“I had done some productions for KLRN prior to [Carrascolendas]… without budgets, you know,” says Aida Barrera. “But then I decided that maybe the time had come to go out and look for some funding and do a series that would have a different kind of goal. That turned out to be Carrascolendas.”
Barrera’s idea for the show that became Carrascolenda was to create an entertaining and educational program that would appeal to both Spanish and English speaking children. It was an ambitious undertaking that really couldn't be produced on the sort of shoestring budgets she’d been working with, so Barrera went looking for (and found) some grants to make the show possible.

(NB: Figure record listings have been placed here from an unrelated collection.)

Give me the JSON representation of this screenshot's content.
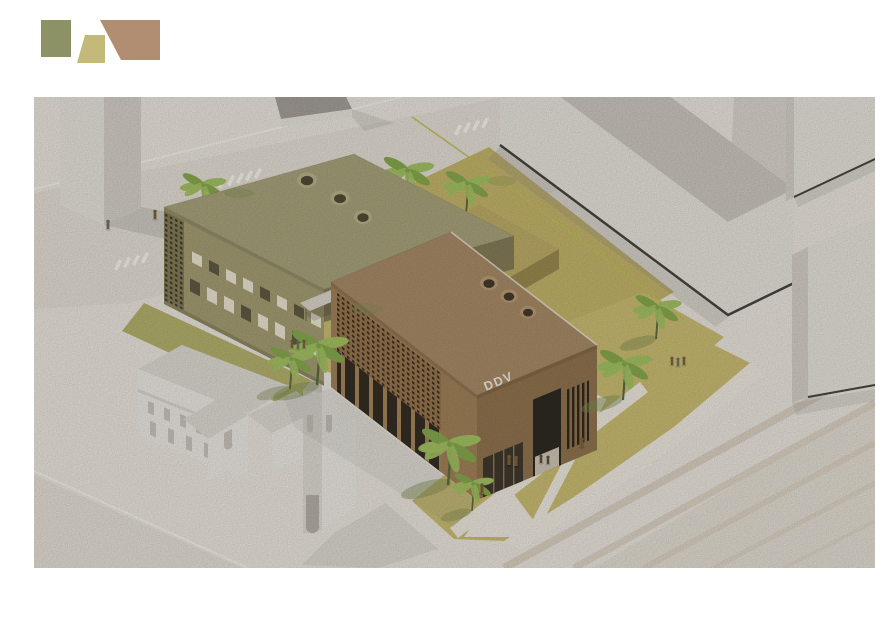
{
  "scene": {
    "ddv_label": "DDV",
    "description": "Isometric architectural rendering of the DDV project: two perforated-facade volumes (olive and brown) with round roof skylights on a palm-lined tan plaza, next to a white church and white context buildings, with wide steps at the lower right"
  },
  "logo": {
    "shapes": [
      "olive-square",
      "khaki-trapezoid",
      "brown-parallelogram"
    ]
  },
  "palette": {
    "ground": "#e9e4dc",
    "road": "#e2dcd3",
    "path": "#ece7dd",
    "cross": "#f6f3ec",
    "curb": "#f3efe8",
    "lane": "#bcbf55",
    "white-bright": "#e5e1da",
    "white-mid": "#d3cec6",
    "white-roof": "#cac5bd",
    "white-back": "#d8d3cb",
    "plinth": "#46443f",
    "shadow": "#8b8a88",
    "olive-wall": "#a39c72",
    "olive-dark": "#837c58",
    "olive-roof": "#a7a17a",
    "khaki-roof": "#bcab66",
    "khaki-wall": "#9a894f",
    "khaki-dark": "#a6954f",
    "brown-roof": "#a78a66",
    "brown-wall": "#a08159",
    "brown-dark": "#8f734e",
    "arcade": "#342d23",
    "pillar": "#a5855c",
    "opening": "#2e2a23",
    "glass": "#3f382c",
    "window-light": "#e9e3cf",
    "window-dark": "#5f5a42",
    "sky-rim-olive": "#b7b189",
    "sky-hole-olive": "#514b36",
    "sky-rim-brown": "#b99c74",
    "sky-hole-brown": "#46392a",
    "sky-rim-khaki": "#cdbd80",
    "sky-hole-khaki": "#564e30",
    "perf-dot-olive": "#3f3a28",
    "perf-dot-brown": "#3a2d1d",
    "perf-base-brown": "#97764f",
    "louver": "#2f281f",
    "tan1": "#c9bb72",
    "tan2": "#c2b36a",
    "grass": "#b3b06c",
    "steps-dark": "#d7cdbd",
    "church-bright": "#eae7e1",
    "church-mid": "#dcd8d1",
    "church-dark": "#c8c3bb",
    "portal": "#b5afa5",
    "tree": "#a2c162",
    "tree-dark": "#86a84d",
    "trunk": "#5c6b3c",
    "tree-shadow": "#7f8d52",
    "people": "#7d6138",
    "people-alt": "#6f6f6f",
    "canopy": "#d9d4ca",
    "ddv-text": "#f0eadf",
    "logo-olive": "#8d9266",
    "logo-khaki": "#c3ba7a",
    "logo-brown": "#b18e72"
  }
}
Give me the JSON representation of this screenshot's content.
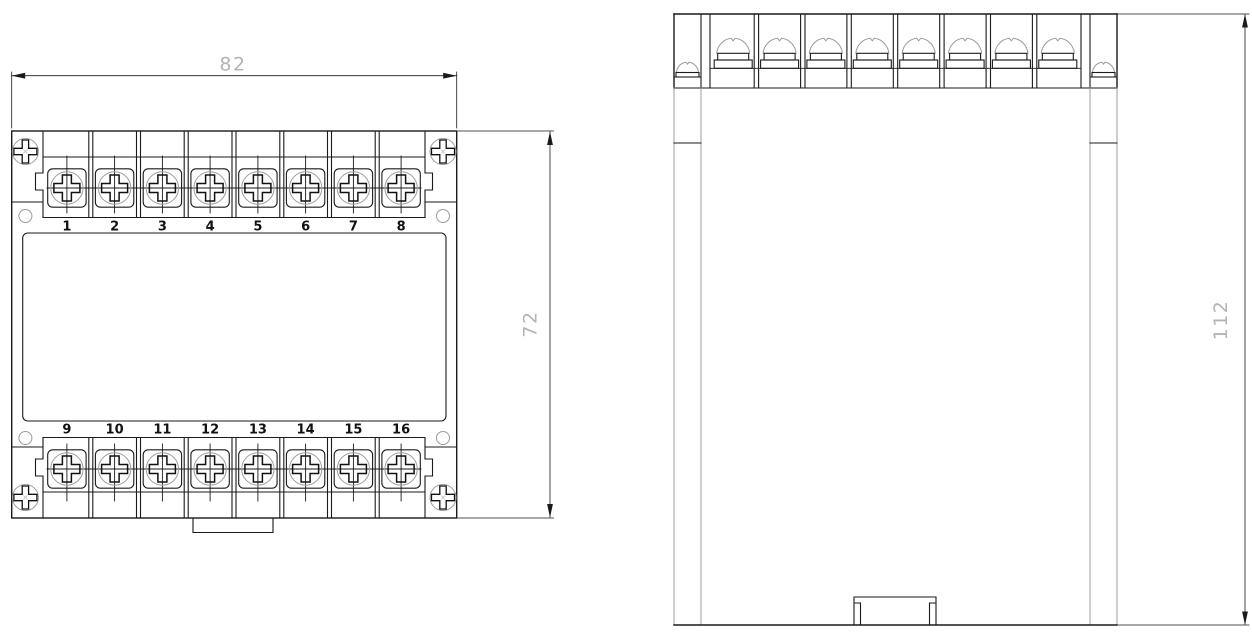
{
  "drawing": {
    "front_view": {
      "dim_width": "82",
      "dim_height": "72",
      "terminals_top": [
        "1",
        "2",
        "3",
        "4",
        "5",
        "6",
        "7",
        "8"
      ],
      "terminals_bottom": [
        "9",
        "10",
        "11",
        "12",
        "13",
        "14",
        "15",
        "16"
      ]
    },
    "side_view": {
      "dim_height": "112"
    },
    "colors": {
      "outline": "#1a1a1a",
      "thin_gray": "#9c9c9c",
      "dim_text": "#b4b4b4",
      "background": "#ffffff"
    }
  }
}
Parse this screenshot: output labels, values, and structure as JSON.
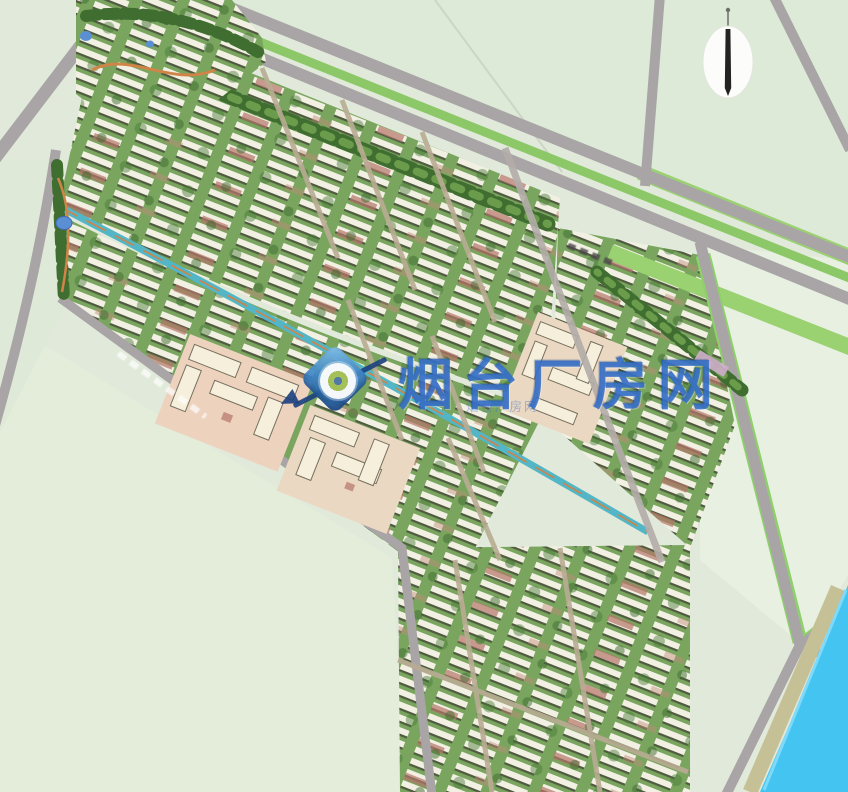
{
  "watermark": {
    "site_name": "烟台厂房网",
    "sub_text": "烟台厂房网",
    "logo": "magnifier-diamond-icon",
    "color": "#2b68c6"
  },
  "compass": {
    "icon": "north-needle-compass"
  },
  "palette": {
    "field": "#e1eada",
    "field_light": "#e7f0e1",
    "road": "#a9a5a7",
    "road_median_green": "#8cc868",
    "road_verge_green": "#9ad171",
    "tree_dark": "#3f6e30",
    "tree_light": "#6b9c4b",
    "housing_lawn": "#79a55e",
    "building_white": "#f1f0e2",
    "building_shadow": "#505a40",
    "building_red_roof": "#b5756a",
    "tan_ground": "#edd2be",
    "cream_building": "#f6efdc",
    "canal_teal": "#53b6c6",
    "path_orange": "#d08448",
    "river_blue": "#44c4f1",
    "shore_olive": "#c6c096",
    "pond_blue": "#5b8fd4",
    "compass_white": "#fcfdfb"
  }
}
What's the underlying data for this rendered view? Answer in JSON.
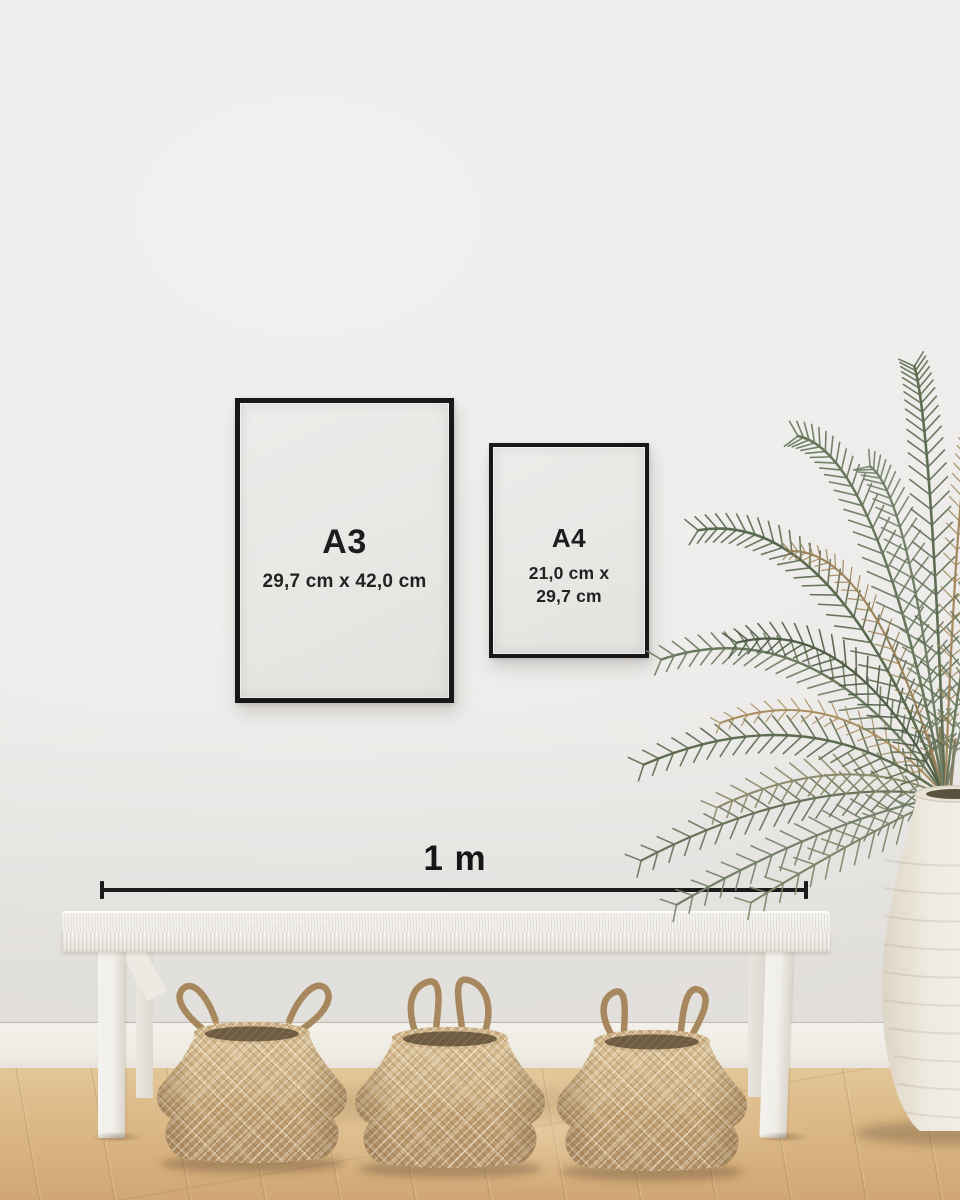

“Our target audience was going to be the Mexican-American child, because it started locally within Texas,” Barrera says. “What we wanted to do was go out into mixed classrooms… and then to talk about the culture, the language, and then to do an elementary education curriculum. And then we came up with script ideas and characters and the whole thing.
“And I called it Carrascolendas because I was born in Carrascolendas and so was my entire family, and I thought it sounded fanciful. So it was a fanciful kind of mythical village in which these fanciful characters like Agapito the lion and all these others – you know, there were dolls that came to life and that kind of thing – where they interacted with children who were child actors.”
“We wanted to reflect the true multicultural view of what it meant to be an American,” Barrera says. “We didn’t want to say to this child that was Spanish-speaking, ‘this is only for you because you have a problem.’ So we had [a] diversity of people who participated, to reflect really what is the diversity in the country, the diversity that those children had in the classrooms.”
Carrascolendas debuted on KLRN (now KLRU) nearly 50 years ago, in 1970 and started airing nationally in 1974. Barrera says the show reached more parts of the world than she expected. “I still meet people who tell that they used to watch it,” she says. “Because I travelled throughout Latin America, and they would say they had watched it. Now we never sold it into those countries, right? But they watched it. Or I’m in Vancouver one day in a hotel, I turn on the television set, and there’s Carrascolendas. How it got there, I do not know. But it was there.”
This Thursday, Aida Barrera and Carrascolendas will be the subjects of a tribute that will take place at the Emma S. Barrientos Mexican American Cultural Center, sponsored by UT’s Voces Oral History Project and KLRU.
“I didn’t know Aida, but two years ago I picked up her book Looking For Carrascolendas,” says Maggie Rivas-Rodriguez, the founder and director of Voces. “And I read this book and I was really blown away. It was amazing – the accomplishments of this woman were amazing.” Rivas-Rodriguez eventually met Barrera while working on a Voces project, and “it started a friendship. And I knew that there would be a lot of people that had followed her over the years and really had a lot of affection for the show. So then I met with Bill Stotesbury over at KLRU and that’s where we are now.”
Stotesbury, the CEO and general manager of KLRU, wasn’t around when Carrascolendas went off the air in 1977, but had become very familiar with the show since joining the station. “We still get comments from people wanting to know about it, remembering that they watched it,” he says. “I think it’s important what a pioneering program it was that Aida created. And there really hasn’t been another program like it in kids’ television in the years since it went off the air. And I think creating that kind of a program that celebrates language and cross-cultural experience and imagination is a critical thing.”